Apesanteur.

Le sol est lâché, la cité s’éloigne.
Nos corps s’enfoncent dans des sièges orange que des milliers d’arrière-trains ont foulé. Mon regard se perd dans le hublot de 600cm2, village de poupées. L’aile se penche, je tombe. Je tombe et mes yeux se brouillent de larmes. Une petite mort, une de plus, je meurs trop souvent depuis six mois, je vais finir par en crever.
On traverse la première couche de nuages, fine et translucide.
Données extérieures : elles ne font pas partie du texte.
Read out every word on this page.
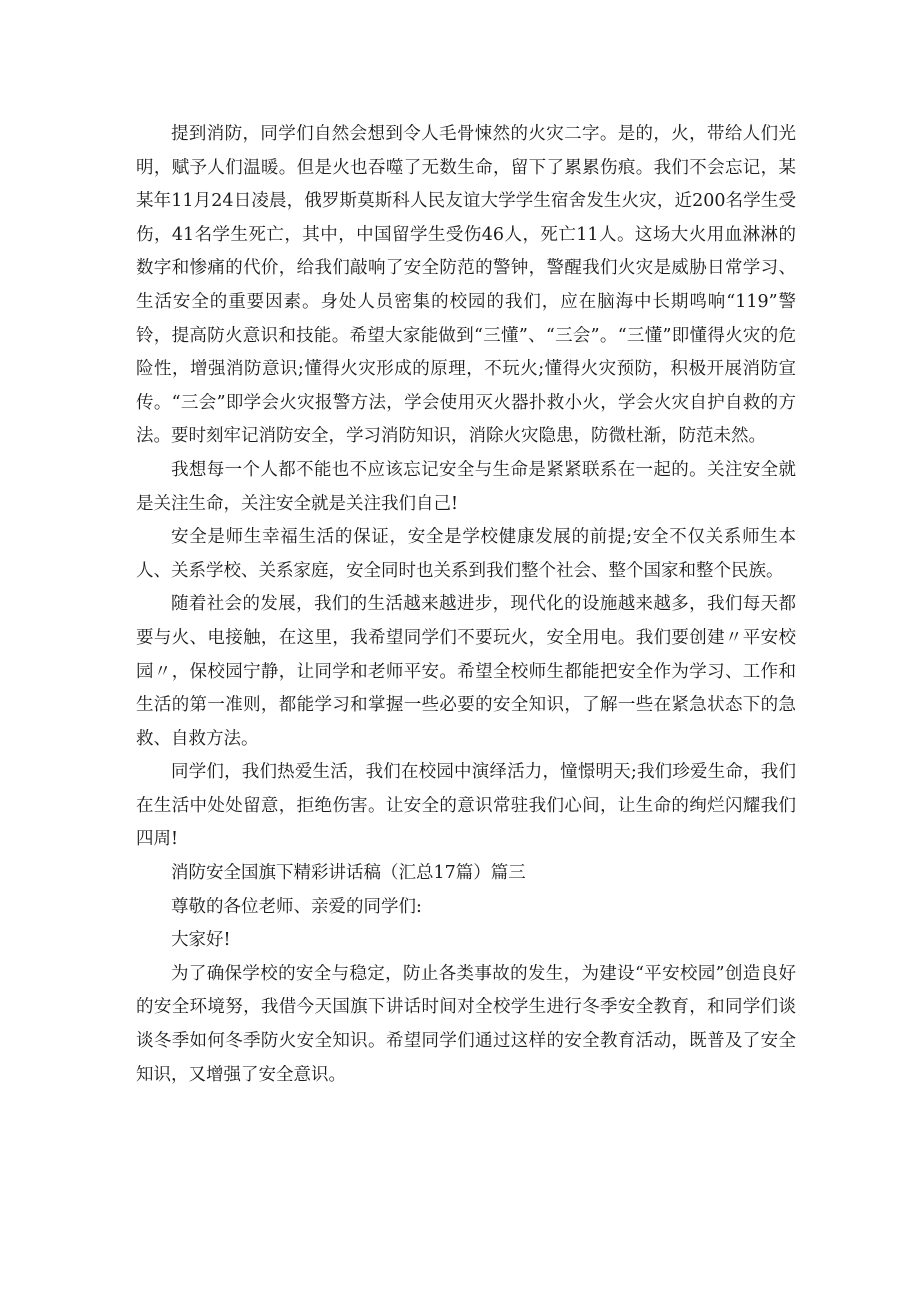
提到消防，同学们自然会想到令人毛骨悚然的火灾二字。是的，火，带给人们光明，赋予人们温暖。但是火也吞噬了无数生命，留下了累累伤痕。我们不会忘记，某某年11月24日凌晨，俄罗斯莫斯科人民友谊大学学生宿舍发生火灾，近200名学生受伤，41名学生死亡，其中，中国留学生受伤46人，死亡11人。这场大火用血淋淋的数字和惨痛的代价，给我们敲响了安全防范的警钟，警醒我们火灾是威胁日常学习、生活安全的重要因素。身处人员密集的校园的我们，应在脑海中长期鸣响“119”警铃，提高防火意识和技能。希望大家能做到“三懂”、“三会”。“三懂”即懂得火灾的危险性，增强消防意识;懂得火灾形成的原理，不玩火;懂得火灾预防，积极开展消防宣传。“三会”即学会火灾报警方法，学会使用灭火器扑救小火，学会火灾自护自救的方法。要时刻牢记消防安全，学习消防知识，消除火灾隐患，防微杜渐，防范未然。

我想每一个人都不能也不应该忘记安全与生命是紧紧联系在一起的。关注安全就是关注生命，关注安全就是关注我们自己!

安全是师生幸福生活的保证，安全是学校健康发展的前提;安全不仅关系师生本人、关系学校、关系家庭，安全同时也关系到我们整个社会、整个国家和整个民族。

随着社会的发展，我们的生活越来越进步，现代化的设施越来越多，我们每天都要与火、电接触，在这里，我希望同学们不要玩火，安全用电。我们要创建〃平安校园〃，保校园宁静，让同学和老师平安。希望全校师生都能把安全作为学习、工作和生活的第一准则，都能学习和掌握一些必要的安全知识，了解一些在紧急状态下的急救、自救方法。

同学们，我们热爱生活，我们在校园中演绎活力，憧憬明天;我们珍爱生命，我们在生活中处处留意，拒绝伤害。让安全的意识常驻我们心间，让生命的绚烂闪耀我们四周!

消防安全国旗下精彩讲话稿（汇总17篇）篇三

尊敬的各位老师、亲爱的同学们:

大家好!

为了确保学校的安全与稳定，防止各类事故的发生，为建设“平安校园”创造良好的安全环境努，我借今天国旗下讲话时间对全校学生进行冬季安全教育，和同学们谈谈冬季如何冬季防火安全知识。希望同学们通过这样的安全教育活动，既普及了安全知识，又增强了安全意识。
La mini-cité devient fantôme jusqu’à la deuxième couche de nuages, épaisse et grise, qui la rend souvenir.
L’avion se secoue, le réacteur à ma gauche vrombit, je ferme les yeux et me retrouve en soirée drum’n’bass, comme je n’en ai plus fait depuis longtemps, je me rappelle bien cette sensation de vide comblée par l’irréalité de ce qui nous transcende, le cœur qui se secoue dans la poitrine, un peu comme maintenant, dans cet avion dont l’apesanteur paraît rêve.
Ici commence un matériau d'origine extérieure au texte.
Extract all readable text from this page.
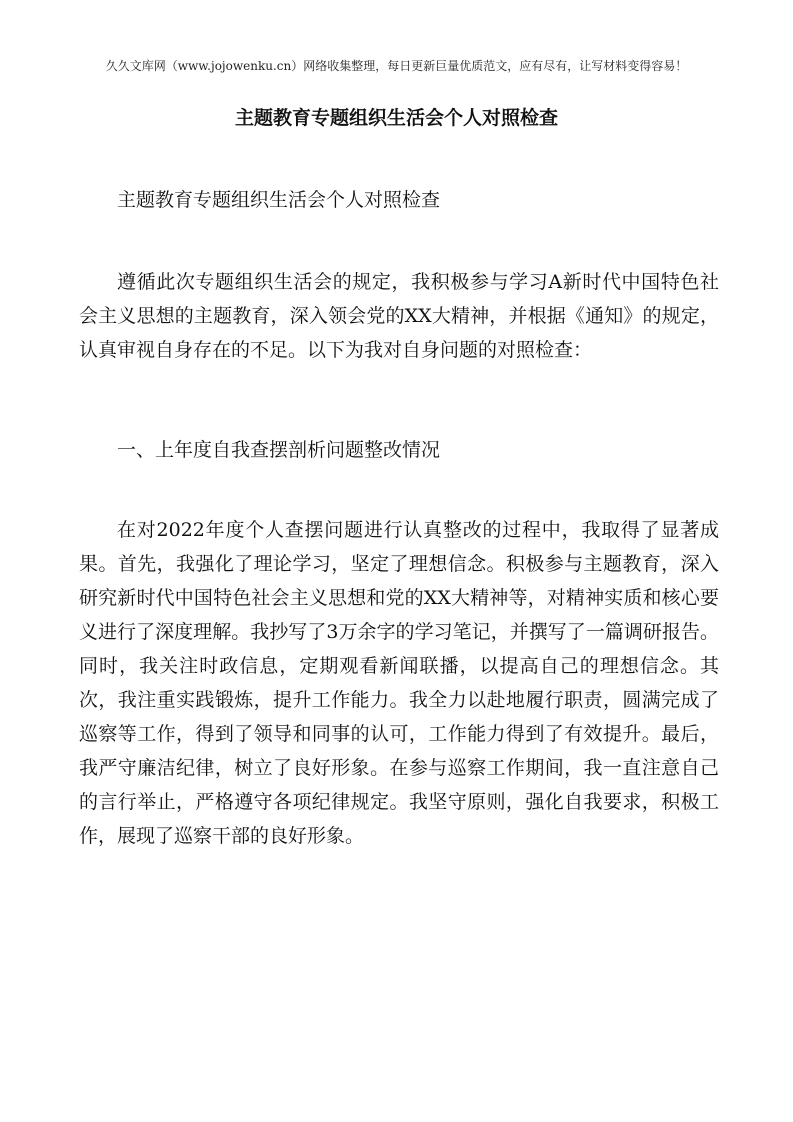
久久文库网（www.jojowenku.cn）网络收集整理，每日更新巨量优质范文，应有尽有，让写材料变得容易！
主题教育专题组织生活会个人对照检查

主题教育专题组织生活会个人对照检查

遵循此次专题组织生活会的规定，我积极参与学习A新时代中国特色社会主义思想的主题教育，深入领会党的XX大精神，并根据《通知》的规定，认真审视自身存在的不足。以下为我对自身问题的对照检查：

一、上年度自我查摆剖析问题整改情况

在对2022年度个人查摆问题进行认真整改的过程中，我取得了显著成果。首先，我强化了理论学习，坚定了理想信念。积极参与主题教育，深入研究新时代中国特色社会主义思想和党的XX大精神等，对精神实质和核心要义进行了深度理解。我抄写了3万余字的学习笔记，并撰写了一篇调研报告。同时，我关注时政信息，定期观看新闻联播，以提高自己的理想信念。其次，我注重实践锻炼，提升工作能力。我全力以赴地履行职责，圆满完成了巡察等工作，得到了领导和同事的认可，工作能力得到了有效提升。最后，我严守廉洁纪律，树立了良好形象。在参与巡察工作期间，我一直注意自己的言行举止，严格遵守各项纪律规定。我坚守原则，强化自我要求，积极工作，展现了巡察干部的良好形象。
Un éclat de lumière me réveille, nous voici au-dessus des nuages, bonjour lueur qui m’a tant manqué ces derniers jours. Bientôt j’apercevrai les cimes des Alpes d’une blancheur que personne n’est venu troubler, car seuls les oiseaux, les avions et les anges ont la chance de contempler cette magnificence de la nature.
Ma voisine de droite prie, son chapelet à la main. Sait-elle que cet avion est depuis quelque temps mon plus fidèle compagnon ?

Traverser le hublot et s’envoler. Si simple pour l’esprit, si difficile pour l’enveloppe charnelle. Je rêve de voler de mes propres ailes.